Раздался телефонный звонок, Мишин голос. Миша мог не звонить год. Но если он звонил, то это обязательно носило такой характер:
— Ты, говорят, куда-то собираешься?
— Да, лечу в Пермь.
— Ну, вот видишь, я не ошибся, ты летишь. А самолёт у тебя когда?
— Вообще-то очень рано утром.
— Ты не хочешь заночевать у меня?
Я, естественно, не отказался от предложения — очень удобно, не надо думать, чем добираться до аэропорта. Видимо, ему кто-то настучал, но он так вот сделал морду чайником и сказал — а нет ли, мол, такого, что ты куда-то едешь? Это за ним водилось: он каким-то образом узнавал, что мне надо куда-то лететь, и что неудобное время, и приглашал к себе.
Я пришел к нему. Ну, конечно, — «а что новенького? — а вот такая песенка, песенка очень странная, по рассказу «Лиомбо». Он был совершенно потрясен, говорит — как здорово, как точно — ну, я не помню, что он там говорил. Я говорю: «Что точно?» Он говорит: «Точно по рассказу». Я говорю: «А откуда ты знаешь?» Он говорит: «А у меня книжка есть с этим рассказом, пять страничек, возьми прочти». А он не знал, что я не читал.
Я прочел этот рассказ, и, действительно, всё там так же. Умирает этот человек, и были там такие слова у Олеши, что смерть по дороге к нему пожирает предметы и понятия, и они становятся постепенно недоступными — дальние страны, билет на пароход, потом почта, улица, и наконец в его распоряжении остаются одеяло, лекарство на тумбочке… То есть, вот эти самые «и сразу станет невесомым все, что пока имеет вес» — эти слова были угаданы. И сама ситуация умирания этого Пономарева тоже была угадана.

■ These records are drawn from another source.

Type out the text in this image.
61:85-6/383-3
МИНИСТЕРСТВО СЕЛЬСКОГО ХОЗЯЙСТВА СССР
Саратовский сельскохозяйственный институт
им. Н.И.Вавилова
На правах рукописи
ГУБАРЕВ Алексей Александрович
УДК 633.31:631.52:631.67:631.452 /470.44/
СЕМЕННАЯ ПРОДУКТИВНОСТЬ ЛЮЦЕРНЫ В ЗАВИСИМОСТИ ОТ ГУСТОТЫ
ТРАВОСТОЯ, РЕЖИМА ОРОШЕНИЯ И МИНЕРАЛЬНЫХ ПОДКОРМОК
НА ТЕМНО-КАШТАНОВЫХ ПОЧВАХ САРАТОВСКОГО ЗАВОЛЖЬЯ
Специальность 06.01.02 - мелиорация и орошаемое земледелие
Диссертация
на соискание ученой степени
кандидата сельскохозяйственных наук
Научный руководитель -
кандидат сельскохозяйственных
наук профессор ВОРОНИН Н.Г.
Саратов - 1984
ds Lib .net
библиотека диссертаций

И третий момент, совершенно поразительный. Ведь вот он лежит, умирает, а несколько раз такой второй темой там повторяются слова: «А на дворе была весна, а на кухне мальчик Александр строгал чурочку, самолётик хотел сделать». И у меня в песне тоже, независимо от этого, получилось, что вот идёт снег…
Но вот ведь дело — снег в окно,
весь снег небесный — только в это!
В других же окнах будет лето —
на свете так заведено.
Можно было бы списать всё на мистику, если бы не одна зацепка. Дело в том, что лет за восемь до этого одна моя знакомая читала мне стих Евтушенко, где говорилось: вот когда я буду, мол, помирать, пусть везде там, у соседей, и так далее, играет музыка, не надо отменять никаких празднеств и веселий, потому что жизнь продолжается. Вот такой был смысл. И поскольку я тоже вжился в эту лиомбошную ситуацию, переиначивая её на себя, я подумал: нет уж, если со мной такое будет случаться, скорее всего, мне бы хотелось того же, о чем говорил Евтушенко. Пусть вот эта зима будет моим собачьим личным делом, а у людей будет что-нибудь другое. Поэтому получилась такая штука, которая как бы угадала ситуацию рассказа. Вот это единственное, что я могу предположить, а больше ничего. Всё остальное вы знаете.
4
Капли по стеклам — азбукой нот,
крыши — органом льдин.
Светлая личность — Мартовский Кот
(есть тут такой один).
Пой, мой кошан, всю ночь под окном
нежный когтюрн тоски!
Пой до июля, а там махнем
вместе на Соловки.
Как-то в марте — это был март 78-го года — я был в очередной раз в Москве по каким-то делам (то ли командировка, то ли просто так). Естественно, я забазировался у Юры Устинова. Это был такой старый дом на Новобасманной улице, его хорошо видно с площади трёх вокзалов — он похож на что-то такое немецкое.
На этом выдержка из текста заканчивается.